6 of 317 comments (clear)

  1. Re:No surprise, really by linuxgurugamer · · Score: 5, Informative

    Actually, you're wrong.

    In the first place, the Patriot missiles were only partially successful. Since they weren't intended for the purpose of defending large areas, that is acceptable, and they've been improved since them. But the Patriot missiles are a short range defense.

    There have been previous successful tests. A simple google search turned up the following:

    Reuters
    Military Defense Agency
    Heritage Foundation

  2. Re:No surprise, really by Rogerborg · · Score: 4, Informative

    Funny you should mention that. The effectiveness of Patriots in Gulf War I is hotly contested.

    Both sides rely on subjective arguments about what constitutes a "successful intercept", neither have any hard data on how many (if any) Scuds were actually downed, and the folks that were having the Scuds aimed at them said that they were getting through pretty well, so I'd have to conclude that the preponderance of evidence is that Patriot was a propaganda weapon in Gulf War I.

    I should note that plenty of money has been thrown at defence contractors since then, and there's certainly no technical reason why AMBs can't work. It's just that nobody has shown that they do.

    --
    If you were blocking sigs, you wouldn't have to read this.
  3. You fail. by Anonymous Coward · · Score: 4, Informative

    Maybe we should spend a little more money on literacy and math, since you fail at both.

    US medical spending is over $2.5 trillion http://www.medpagetoday.com/PublicHealthPolicy/Washington-Watch/13016
    US defense spending is $685 billion http://en.wikipedia.org/wiki/Military_budget_of_the_United_States

    Free your mind ... your ass will follow.
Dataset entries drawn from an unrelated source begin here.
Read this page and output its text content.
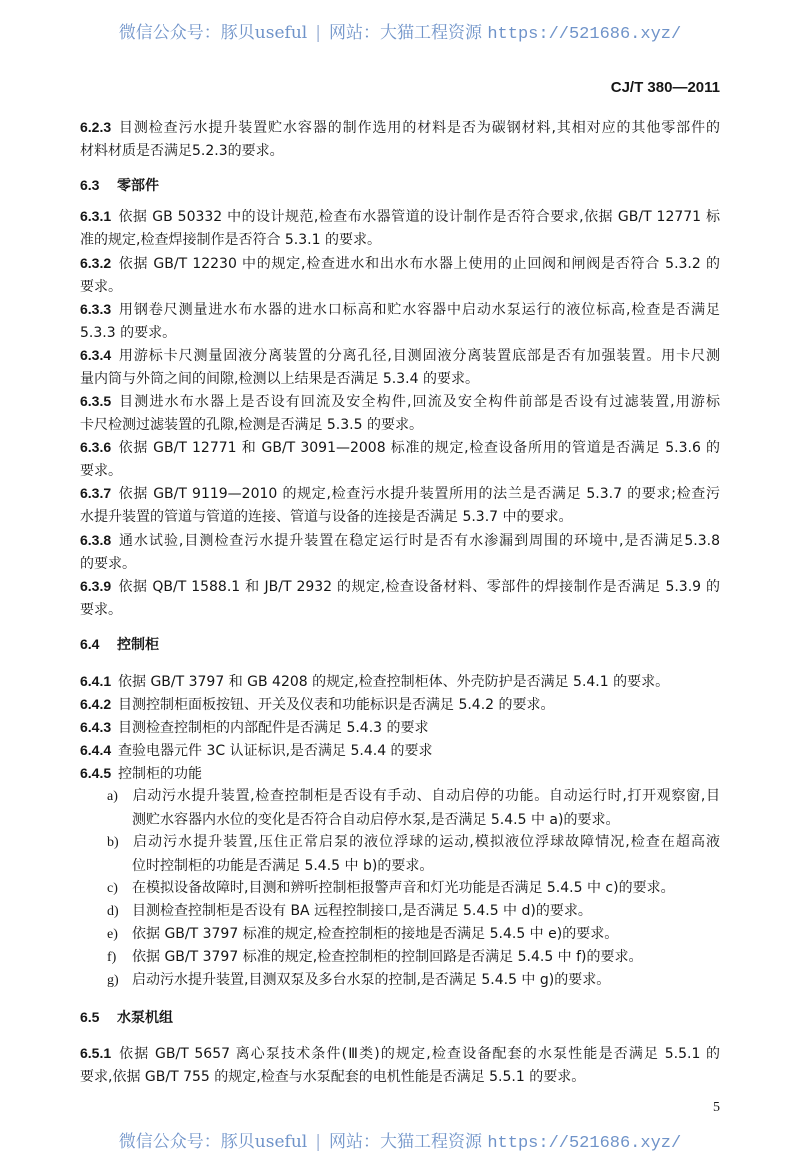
微信公众号：豚贝useful | 网站：大猫工程资源 https://521686.xyz/
CJ/T 380—2011
6.2.3 目测检查污水提升装置贮水容器的制作选用的材料是否为碳钢材料,其相对应的其他零部件的
材料材质是否满足5.2.3的要求。
6.3 零部件
6.3.1 依据 GB 50332 中的设计规范,检查布水器管道的设计制作是否符合要求,依据 GB/T 12771 标
准的规定,检查焊接制作是否符合 5.3.1 的要求。
6.3.2 依据 GB/T 12230 中的规定,检查进水和出水布水器上使用的止回阀和闸阀是否符合 5.3.2 的
要求。
6.3.3 用钢卷尺测量进水布水器的进水口标高和贮水容器中启动水泵运行的液位标高,检查是否满足
5.3.3 的要求。
6.3.4 用游标卡尺测量固液分离装置的分离孔径,目测固液分离装置底部是否有加强装置。用卡尺测
量内筒与外筒之间的间隙,检测以上结果是否满足 5.3.4 的要求。
6.3.5 目测进水布水器上是否设有回流及安全构件,回流及安全构件前部是否设有过滤装置,用游标
卡尺检测过滤装置的孔隙,检测是否满足 5.3.5 的要求。
6.3.6 依据 GB/T 12771 和 GB/T 3091—2008 标准的规定,检查设备所用的管道是否满足 5.3.6 的
要求。
6.3.7 依据 GB/T 9119—2010 的规定,检查污水提升装置所用的法兰是否满足 5.3.7 的要求;检查污
水提升装置的管道与管道的连接、管道与设备的连接是否满足 5.3.7 中的要求。
6.3.8 通水试验,目测检查污水提升装置在稳定运行时是否有水渗漏到周围的环境中,是否满足5.3.8
的要求。
6.3.9 依据 QB/T 1588.1 和 JB/T 2932 的规定,检查设备材料、零部件的焊接制作是否满足 5.3.9 的
要求。
6.4 控制柜
6.4.1 依据 GB/T 3797 和 GB 4208 的规定,检查控制柜体、外壳防护是否满足 5.4.1 的要求。
6.4.2 目测控制柜面板按钮、开关及仪表和功能标识是否满足 5.4.2 的要求。
6.4.3 目测检查控制柜的内部配件是否满足 5.4.3 的要求
6.4.4 查验电器元件 3C 认证标识,是否满足 5.4.4 的要求
6.4.5 控制柜的功能
a) 启动污水提升装置,检查控制柜是否设有手动、自动启停的功能。自动运行时,打开观察窗,目
测贮水容器内水位的变化是否符合自动启停水泵,是否满足 5.4.5 中 a)的要求。
b) 启动污水提升装置,压住正常启泵的液位浮球的运动,模拟液位浮球故障情况,检查在超高液
位时控制柜的功能是否满足 5.4.5 中 b)的要求。
c) 在模拟设备故障时,目测和辨听控制柜报警声音和灯光功能是否满足 5.4.5 中 c)的要求。
d) 目测检查控制柜是否设有 BA 远程控制接口,是否满足 5.4.5 中 d)的要求。
e) 依据 GB/T 3797 标准的规定,检查控制柜的接地是否满足 5.4.5 中 e)的要求。
f) 依据 GB/T 3797 标准的规定,检查控制柜的控制回路是否满足 5.4.5 中 f)的要求。
g) 启动污水提升装置,目测双泵及多台水泵的控制,是否满足 5.4.5 中 g)的要求。
6.5 水泵机组
6.5.1 依据 GB/T 5657 离心泵技术条件(Ⅲ类)的规定,检查设备配套的水泵性能是否满足 5.5.1 的
要求,依据 GB/T 755 的规定,检查与水泵配套的电机性能是否满足 5.5.1 的要求。
5
微信公众号：豚贝useful | 网站：大猫工程资源 https://521686.xyz/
    1. Re:You fail. by Anonymous Coward · · Score: 4, Informative

      That's spending by the entire nation, not the budget allocation of the federal government. If you look at the recent NYTimes graphic, spending on defense in this budget almost exactly equals SS spending, and is greater than government health care spending. But think of what we get for it!

    2. Re:You fail. by oh_my_080980980 · · Score: 5, Informative

      Hey Jackass, did you include all the supplemental spending?

      $685 billion is the base. Then through the course of year the defense gets more money from congress.

      We are spending $10 Billion/month in Iraq. We have already spent over several Trillions dollars are the Iraq fiasco alone!!

      Get a clue moron, defense spending is the largest part of the US expenditures. The deference is it's not an entitlement program, it just acts like one.

  4. Re:Money by cherokee158 · · Score: 4, Informative

    Actually, the reason the Japanese did not rapidly surrender immediately after Hiroshima is more complex. Bureaucratic inertia insured a pretty slow response. (The leaders did not even meet for two days following the attack, and debated the issue for half the day) The Emperor himself had been pushing for peace for some time following the Japanese defeat at Okinawa, but the Allied insistence on unconditional surrender, as well as political subterfuge by Stalin (who played on Japanese hopes of Soviet assistance while preparing his own attack against Japan), fed fire to an already heated debate among Japanese leaders. In an all-too-familiar story, political infighting prevented the country from taking prompt, sensible action.